Understanding why and how people make decisions
Predictive Insights uses a combination of different skills and technical capabilities to deliver the type of forecasting that businesses actually need today. The highly specialised team combines behavioural economics – understanding why and how people make decisions – with data science and machine learning to ensure programmes and systems are designed to understand markets and customers, industrial organisation and financial planning more accurately.

Augmented intelligence

A basic example, if you build a model to identify good employees for a specific job but the data set which you build your model on is overwhelmingly male and all successful ‘fits’ are male, then the model is likely to only recommend male candidates for the job. Machine learning models are going to optimise on the data they are given, but it is essential for a human to understand the nature of the ‘data generation process’ to avoid unintentional bias from creeping in. The more (clean) data, the more insights, the greater the opportunity to adapt strategy to meet objectives.

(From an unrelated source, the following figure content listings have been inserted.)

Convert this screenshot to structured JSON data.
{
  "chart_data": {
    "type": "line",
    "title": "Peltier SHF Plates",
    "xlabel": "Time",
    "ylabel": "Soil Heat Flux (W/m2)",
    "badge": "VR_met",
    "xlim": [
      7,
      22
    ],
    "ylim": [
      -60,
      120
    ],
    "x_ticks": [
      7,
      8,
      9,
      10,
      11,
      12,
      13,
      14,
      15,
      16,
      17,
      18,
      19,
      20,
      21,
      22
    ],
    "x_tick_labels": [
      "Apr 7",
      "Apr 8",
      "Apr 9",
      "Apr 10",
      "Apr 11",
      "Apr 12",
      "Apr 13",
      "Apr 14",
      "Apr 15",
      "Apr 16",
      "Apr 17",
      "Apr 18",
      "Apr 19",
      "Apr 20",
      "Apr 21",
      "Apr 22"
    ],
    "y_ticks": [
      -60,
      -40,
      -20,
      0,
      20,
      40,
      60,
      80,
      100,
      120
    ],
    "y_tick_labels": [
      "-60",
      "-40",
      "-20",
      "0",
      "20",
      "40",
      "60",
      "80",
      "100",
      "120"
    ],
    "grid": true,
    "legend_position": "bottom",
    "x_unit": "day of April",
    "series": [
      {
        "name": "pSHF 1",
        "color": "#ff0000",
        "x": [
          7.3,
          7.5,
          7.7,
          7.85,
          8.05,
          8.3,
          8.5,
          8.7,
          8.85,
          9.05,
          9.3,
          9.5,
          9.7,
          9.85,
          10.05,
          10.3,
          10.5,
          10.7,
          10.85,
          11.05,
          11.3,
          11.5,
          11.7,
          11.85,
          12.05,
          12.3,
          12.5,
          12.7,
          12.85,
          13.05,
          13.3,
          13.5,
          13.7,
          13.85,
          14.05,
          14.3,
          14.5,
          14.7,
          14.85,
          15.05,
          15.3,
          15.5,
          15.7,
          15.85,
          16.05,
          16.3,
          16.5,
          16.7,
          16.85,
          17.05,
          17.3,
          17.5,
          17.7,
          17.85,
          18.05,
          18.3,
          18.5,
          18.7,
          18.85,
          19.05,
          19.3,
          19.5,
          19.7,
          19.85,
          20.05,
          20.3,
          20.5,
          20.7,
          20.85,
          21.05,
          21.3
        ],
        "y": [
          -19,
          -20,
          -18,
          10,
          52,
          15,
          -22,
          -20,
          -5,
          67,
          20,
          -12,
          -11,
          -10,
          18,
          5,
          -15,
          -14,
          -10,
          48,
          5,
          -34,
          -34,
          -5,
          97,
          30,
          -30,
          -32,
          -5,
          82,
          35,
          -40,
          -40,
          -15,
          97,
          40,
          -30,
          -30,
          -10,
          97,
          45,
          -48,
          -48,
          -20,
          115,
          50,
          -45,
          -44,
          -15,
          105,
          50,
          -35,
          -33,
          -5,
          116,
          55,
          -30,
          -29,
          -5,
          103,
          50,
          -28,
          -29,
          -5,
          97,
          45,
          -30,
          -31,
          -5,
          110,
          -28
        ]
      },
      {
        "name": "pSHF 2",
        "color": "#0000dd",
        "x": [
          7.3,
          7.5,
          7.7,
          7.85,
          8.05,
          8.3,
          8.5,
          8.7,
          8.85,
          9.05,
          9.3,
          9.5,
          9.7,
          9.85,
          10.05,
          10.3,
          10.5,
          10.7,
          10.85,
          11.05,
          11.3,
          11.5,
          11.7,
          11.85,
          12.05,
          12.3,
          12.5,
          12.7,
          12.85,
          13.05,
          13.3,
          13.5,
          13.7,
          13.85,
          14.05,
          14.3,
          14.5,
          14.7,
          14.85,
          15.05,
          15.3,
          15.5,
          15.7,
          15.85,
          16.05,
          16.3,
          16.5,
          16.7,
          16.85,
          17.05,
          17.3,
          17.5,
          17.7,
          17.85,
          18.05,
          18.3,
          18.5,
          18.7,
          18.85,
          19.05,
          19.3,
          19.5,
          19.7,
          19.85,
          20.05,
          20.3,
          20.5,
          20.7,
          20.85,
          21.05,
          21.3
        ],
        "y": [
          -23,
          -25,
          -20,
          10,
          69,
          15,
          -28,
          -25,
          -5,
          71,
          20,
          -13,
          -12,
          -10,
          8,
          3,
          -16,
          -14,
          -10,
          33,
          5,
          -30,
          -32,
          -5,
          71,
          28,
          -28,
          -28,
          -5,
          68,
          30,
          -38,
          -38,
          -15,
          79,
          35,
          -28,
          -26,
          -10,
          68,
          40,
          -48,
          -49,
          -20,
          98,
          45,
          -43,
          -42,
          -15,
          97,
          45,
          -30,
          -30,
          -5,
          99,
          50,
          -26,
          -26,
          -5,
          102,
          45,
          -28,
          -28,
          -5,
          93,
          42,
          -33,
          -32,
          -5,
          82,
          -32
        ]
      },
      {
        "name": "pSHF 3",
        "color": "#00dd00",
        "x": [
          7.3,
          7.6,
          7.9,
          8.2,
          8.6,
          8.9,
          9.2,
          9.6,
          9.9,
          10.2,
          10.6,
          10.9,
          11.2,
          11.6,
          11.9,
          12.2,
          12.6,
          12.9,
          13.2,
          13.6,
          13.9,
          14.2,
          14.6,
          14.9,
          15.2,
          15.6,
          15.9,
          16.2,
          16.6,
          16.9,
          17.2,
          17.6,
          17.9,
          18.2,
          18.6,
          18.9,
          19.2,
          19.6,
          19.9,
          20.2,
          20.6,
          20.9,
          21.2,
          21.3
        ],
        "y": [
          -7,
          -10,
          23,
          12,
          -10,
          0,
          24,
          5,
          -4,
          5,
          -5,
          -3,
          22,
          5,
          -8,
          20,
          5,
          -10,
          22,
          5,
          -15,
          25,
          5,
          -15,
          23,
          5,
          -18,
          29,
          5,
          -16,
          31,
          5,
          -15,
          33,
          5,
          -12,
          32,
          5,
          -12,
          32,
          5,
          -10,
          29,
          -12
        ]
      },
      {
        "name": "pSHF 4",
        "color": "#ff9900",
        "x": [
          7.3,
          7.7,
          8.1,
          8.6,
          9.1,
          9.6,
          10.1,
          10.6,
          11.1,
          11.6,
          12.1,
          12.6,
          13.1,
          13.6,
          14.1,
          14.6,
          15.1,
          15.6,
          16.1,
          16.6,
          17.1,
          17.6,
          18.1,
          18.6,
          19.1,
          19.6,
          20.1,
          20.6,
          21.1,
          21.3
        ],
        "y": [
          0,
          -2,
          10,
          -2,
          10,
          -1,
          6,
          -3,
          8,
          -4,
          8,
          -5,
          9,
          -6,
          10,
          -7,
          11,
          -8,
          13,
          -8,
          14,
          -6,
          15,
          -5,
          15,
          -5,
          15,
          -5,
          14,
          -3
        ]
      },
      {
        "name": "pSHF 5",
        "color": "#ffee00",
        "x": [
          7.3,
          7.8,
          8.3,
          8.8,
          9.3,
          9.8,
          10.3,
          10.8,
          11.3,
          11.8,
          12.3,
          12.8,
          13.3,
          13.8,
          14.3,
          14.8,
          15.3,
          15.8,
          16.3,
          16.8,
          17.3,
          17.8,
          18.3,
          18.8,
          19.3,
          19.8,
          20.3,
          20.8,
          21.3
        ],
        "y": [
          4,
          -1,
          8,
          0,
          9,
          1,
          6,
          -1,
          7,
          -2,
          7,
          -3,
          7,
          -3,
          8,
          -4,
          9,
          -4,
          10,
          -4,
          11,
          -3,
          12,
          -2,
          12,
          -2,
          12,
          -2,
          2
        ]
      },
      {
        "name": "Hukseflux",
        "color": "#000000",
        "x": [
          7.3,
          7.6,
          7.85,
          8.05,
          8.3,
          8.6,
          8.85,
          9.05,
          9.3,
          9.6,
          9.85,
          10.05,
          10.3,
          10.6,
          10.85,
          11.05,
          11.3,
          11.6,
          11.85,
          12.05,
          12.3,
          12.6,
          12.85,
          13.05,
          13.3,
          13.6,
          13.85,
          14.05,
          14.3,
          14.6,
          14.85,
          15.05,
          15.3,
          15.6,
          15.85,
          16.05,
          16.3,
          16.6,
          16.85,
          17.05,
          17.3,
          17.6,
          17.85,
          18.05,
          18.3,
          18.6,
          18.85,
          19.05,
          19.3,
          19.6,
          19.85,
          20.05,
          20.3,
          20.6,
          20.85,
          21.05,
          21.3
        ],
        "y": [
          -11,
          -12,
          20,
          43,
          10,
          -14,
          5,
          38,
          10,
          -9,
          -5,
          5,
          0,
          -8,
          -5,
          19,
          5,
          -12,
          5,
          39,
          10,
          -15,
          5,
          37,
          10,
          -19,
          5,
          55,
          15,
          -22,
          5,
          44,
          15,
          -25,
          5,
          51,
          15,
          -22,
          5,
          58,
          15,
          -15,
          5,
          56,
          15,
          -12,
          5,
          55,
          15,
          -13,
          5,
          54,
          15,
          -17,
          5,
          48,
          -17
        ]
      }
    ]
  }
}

“We go wider than just using machine learning or data science but also deeper, in that we understand the data collection process, the pitfalls and potential snags along the way,” explains Rankin. “Our models are constantly evolving and improving thanks to the constant data streams they absorb and learn from. Our forecasting system has beaten some of the most well-known tools on the market – our sophisticated technology, understanding of context, and curated data make our models more accurate. This cuts the forecasting errors of many of our competitors by half.”

The bottom line
It’s a significant statement. Cutting forecasting errors by 50 percent or more is the equivalent of cutting the costs of unnecessary labour on-site by half, consistently. Of cutting perishable food wastage by half, consistently. For one Predictive Insights client, this translated to a cut from R50 million in forecasting errors to R25 million.

“These savings can be translated across multiple stores and locations, all streamlined through intelligent data insights that are designed to improve processes and business planning,” says Rankin.

According to Frans Meyer, CEO of Alphawave Group, the specialised technology investment group that has invested in 12 South African companies, including Predictive Insights, “The ‘newness’ and technical nature of the AI and ML space also means that there are lots of opportunities to expand on what has already delivered great results for businesses. We invest in businesses seeking to do things that are complex to replicate. Predictive Insights is solving real business problems which many companies now face in order to survive.”